Almodóvar parece haber respondido a la petición popular de volver a la comedia: desgraciadamente, la idea del manchego como director de melodramas se topa con la resistencia colectiva de quienes prefieren tener al cineasta encasillado, cómodamente, como director de comedias que evoquen las esencias irrecuperables de la Movida, a pesar de los aciertos –y los riesgos- que puntúan los trabajos del cineasta tras Hable con ella (2002), película que marca su ingreso en una madurez expresiva que, por fortuna, no es ni mucho menos el territorio de la infalibilidad. Almodóvar es de esos directores tan interesantes y estimulantes en sus aciertos como en sus errores. Ojalá me equivoque, pero tengo la impresión de que este regreso a la comedia no va a ser masivamente celebrado. Se le reprochará a Almodóvar que haya perdido la espontaneidad de antaño, que solo sea capaz de convocar el placer irreverente de Laberinto de pasiones como obra de síntesis, como artificio tan inmaterial como esa piel falsa que creaba el mad doctor Antonio Banderas en La piel que habito (2011). Y el reproche es tan comprensible –Los amantes pasajeros es, sí, manierismo y artificio- como tremendamente injusto: lo más sorprendente de la película es eso, su condición de utopía locaza y ultra-lounge surcando los cielos de una España que ya no es la que celebró la Movida, sino la de los aeropuertos fantasma y la de los arquetipos de la corrupción emprendiendo una escapada, circular e imposible, en una business class separada por una cortinilla de colores de una clase turista narcotizada.

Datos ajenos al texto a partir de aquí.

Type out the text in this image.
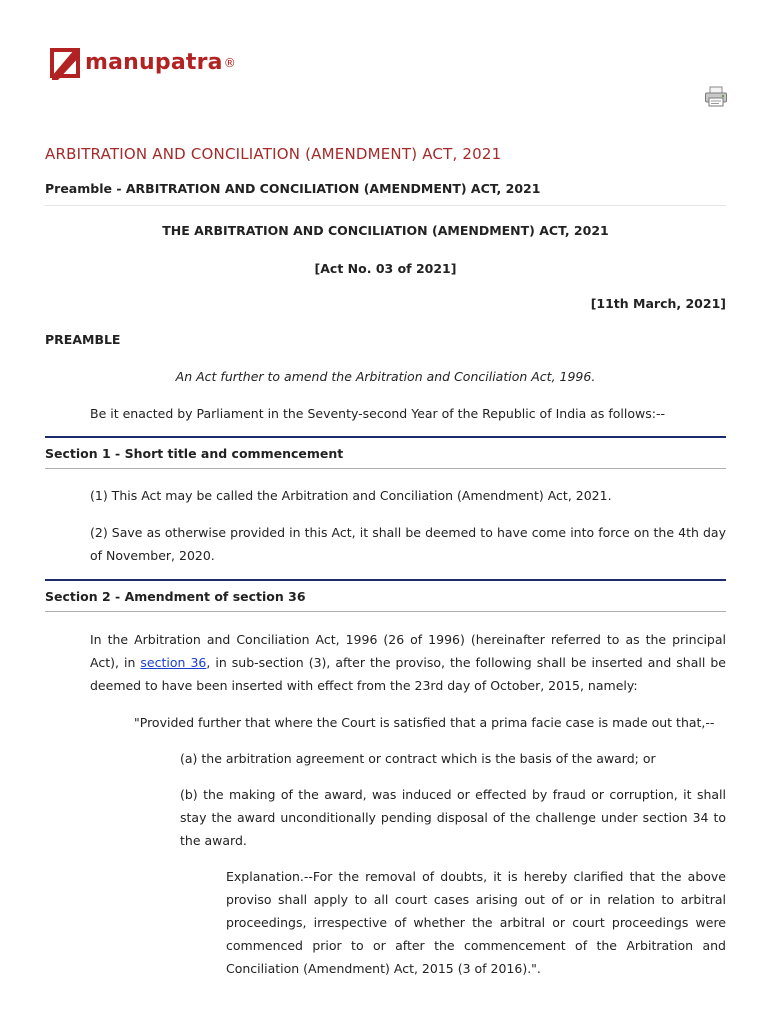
manupatra ®
ARBITRATION AND CONCILIATION (AMENDMENT) ACT, 2021
Preamble - ARBITRATION AND CONCILIATION (AMENDMENT) ACT, 2021
THE ARBITRATION AND CONCILIATION (AMENDMENT) ACT, 2021
[Act No. 03 of 2021]
[11th March, 2021]
PREAMBLE
An Act further to amend the Arbitration and Conciliation Act, 1996.

Be it enacted by Parliament in the Seventy-second Year of the Republic of India as follows:--

Section 1 - Short title and commencement

(1) This Act may be called the Arbitration and Conciliation (Amendment) Act, 2021.

(2) Save as otherwise provided in this Act, it shall be deemed to have come into force on the 4th day of November, 2020.

Section 2 - Amendment of section 36

In the Arbitration and Conciliation Act, 1996 (26 of 1996) (hereinafter referred to as the principal Act), in section 36, in sub-section (3), after the proviso, the following shall be inserted and shall be deemed to have been inserted with effect from the 23rd day of October, 2015, namely:

"Provided further that where the Court is satisfied that a prima facie case is made out that,--

(a) the arbitration agreement or contract which is the basis of the award; or

(b) the making of the award, was induced or effected by fraud or corruption, it shall stay the award unconditionally pending disposal of the challenge under section 34 to the award.

Explanation.--For the removal of doubts, it is hereby clarified that the above proviso shall apply to all court cases arising out of or in relation to arbitral proceedings, irrespective of whether the arbitral or court proceedings were commenced prior to or after the commencement of the Arbitration and Conciliation (Amendment) Act, 2015 (3 of 2016).".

Los amantes pasajeros tiene algo que la emparenta con Las joyas de la Castafiore, el inmortal álbum de Hergé, Pero... ¿Quién mató a Harry? (1955) de Alfred Hitchcock o Hatari (1962) de Howard Hawks: un trabajo que se traviste de obra menor para acabar desvelando cosas más importantes de lo que parece a primera vista. La risa es algo tremendamente personal: habrá quien tuerza el morro ante algunas de las ocurrencias de la película que a este articulista le parecieron francamente divertidas –los azafatos Carlos Areces, Raúl Arévalo y Javier Cámara como trío cómico de diabólica eficacia en el reparto de réplicas-, pero algunas otras bondades de la película me parecen más difícilmente cuestionables, como ese lúbrico torpedo teledirigido a la monarquía –que alguien como Almodóvar entre en ese registro es para descubrirse y dedicar una reverencia- o como esa celebración del placer polisexual, libre de toda culpa, que resulta especialmente pertinente en una semana donde resuena el eco de esa estulticia ministerial sobre la supervivencia de la especie. Ojalá un buen cartel de Mariscal lo hubiese coronado todo con una guinda de alto (o, por lo menos, cuidado) diseño.